Reeskont adımıyla bu kredilerin 3 ay boyunca TL olarak geri ödenmesine izin verdi ve ödemelerin düşük kurlardan yapılmasını kabul etti.
Böylece şubata kadar 5 milyar dolarlık bir döviz talebini sıfırlıyor. Bu adımların ilk anda bir “açıklama etkisi” olmadı ama döviz arz-talebini etkileyeceği için önümüzdeki dönemde sınırlı da olsa bir etkisi olabilir.
İşi ne zorlaştırıyor?
Ancak TCMB’nin işini zorlaştıran çok neden var. Mesela,
1) Politik ve jeopolitik belirsizlik artıyor. Fon sahipleri seçim takvimi gibi pek çok gelişmeyi ölçüp biçmeye çalışırken, ABD ile sorunların ne yöne evrileceğini anlamaya çalışıyor. Piyasa oyuncuları kısa vadede kuru etkileyebilecek önemli bir gelişme olarak Başbakan Yıldırım’ın ABD Başkan Yardımcısı ile bugün yapacağı görüşmeden çıkacak sonuçları görüyorlar.

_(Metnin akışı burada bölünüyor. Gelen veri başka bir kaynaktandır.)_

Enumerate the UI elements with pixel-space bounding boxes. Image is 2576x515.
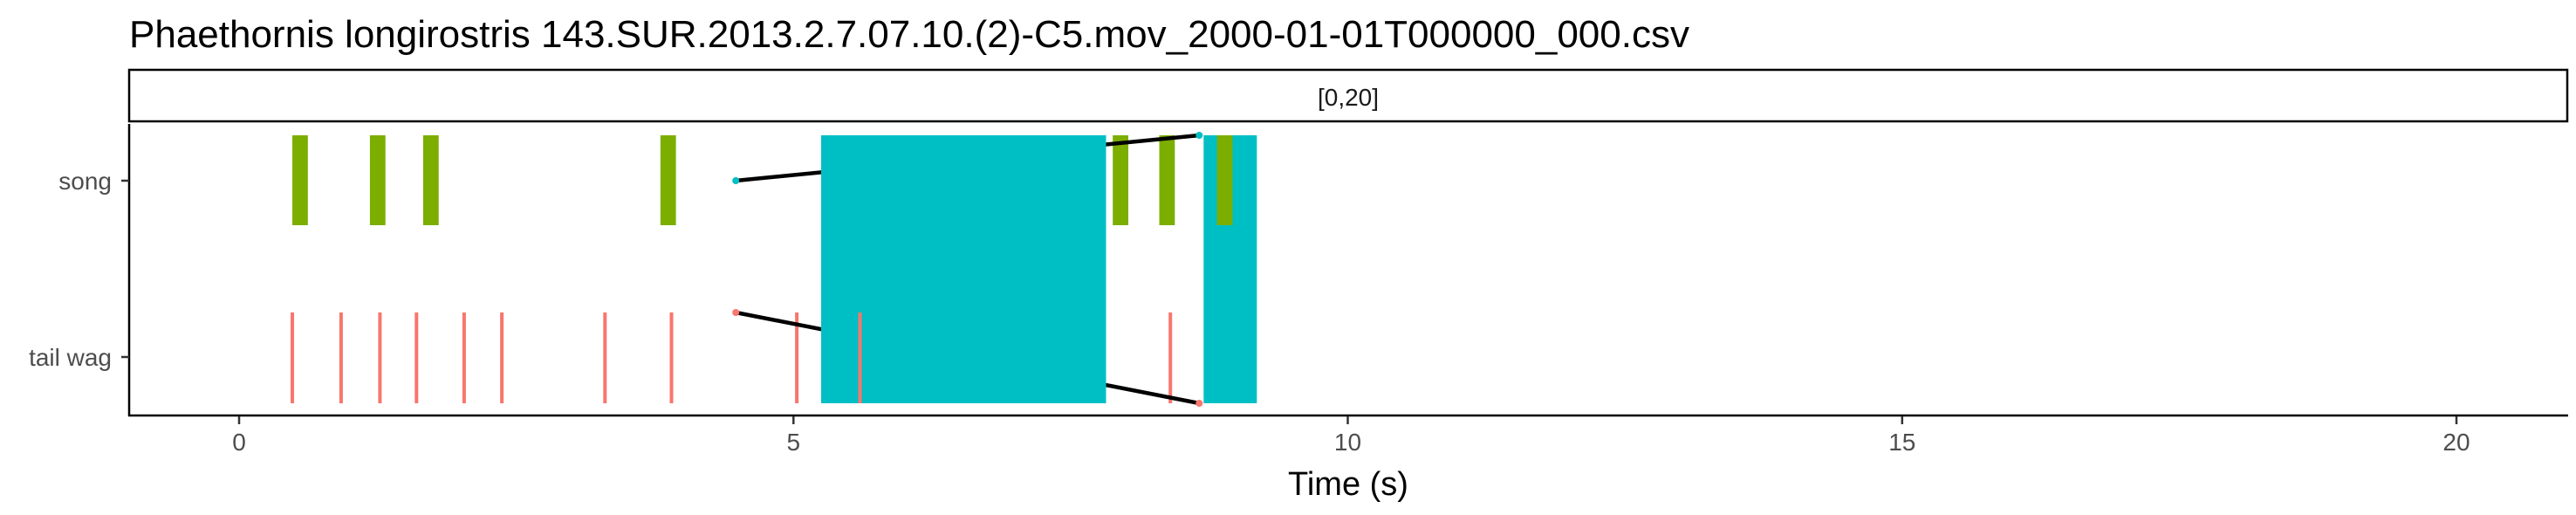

2) Biz Ortadoğu’ya bulaştıkça Ortadoğu da bize bulaşıyor. Suudi Arabistan, Irak, Suriye, İran, Katar gibi bizi etkilediği için kayıtsız kalamadığımız birçok jeopolitik sorunumuz oldu.
Bunlar aynı zamanda ihracat pazarı. AB ile ilişki tıkandığında bir de bu pazarlarda zayıflamaya tahammül etmek zor.
3) Ekonomide ise enflasyon gibi önemli bir dert var. Enflasyonun artması ve para politikasının baş etmekte yetersiz kalması Türkiye’nin olumsuz ayrışmasında etkili oluyor.
4) Reeskont ve karşılık düzenlemelerinin rezervleri aşağı çekici etkisi de olacaktır. Özellikle reeskont geri ödemeleri TCMB döviz rezervini artıran önemli bir kaynak. Rezervler 2016’da bu yolla 15 milyar dolar artmıştı. 2017 ilk 10 ayında ise 14.8 milyar daha geldi. Son düzenleme ile TCMB, rezervinde aylık 1 milyar doların üzerinde bir kaybı göze aldı.
5) Önceki yıllarda güçlü noktamız olan maliye politikasında bu yıl gevşeme var. Buna bağlı Hazine borçlanması arttı.
Listeyi uzatmak mümkün. Bu sorunları yabancı da görüyor. Bu nedenle TL son bir yılda en çok kaybeden gelişmekte olan piyasa parası oldu.
Değer kaybeden başka paralar da var ama kayıpları daha az. Eğer yeni bir iç ve dış şok olmazsa ABD’den bugün gelecek olumlu haberlere bağlı olarak kurda bir gevşeme olabilir.
Faizin arttığı dönem
Yükselen faiz ve zayıflayan TL’yi fırsat gören kısa vadeli yatırımcı Türk varlıklarına girebilir. Ama yeni şoklara karşılıklı hazırlıklı olmalıyız.
Çünkü küresel ekonomi gelecek 5 yıl boyunca geçmiş 5 yıldan farklı olacak.
Merkez bankalarının para pompaladığı, faizlerin ultra düşük seyrettiği, borçlanmanın ucuz ve kolay olduğu bir dönemden paraların çekilmeye ve faizlerin artmaya başladığı bir döneme giriyoruz.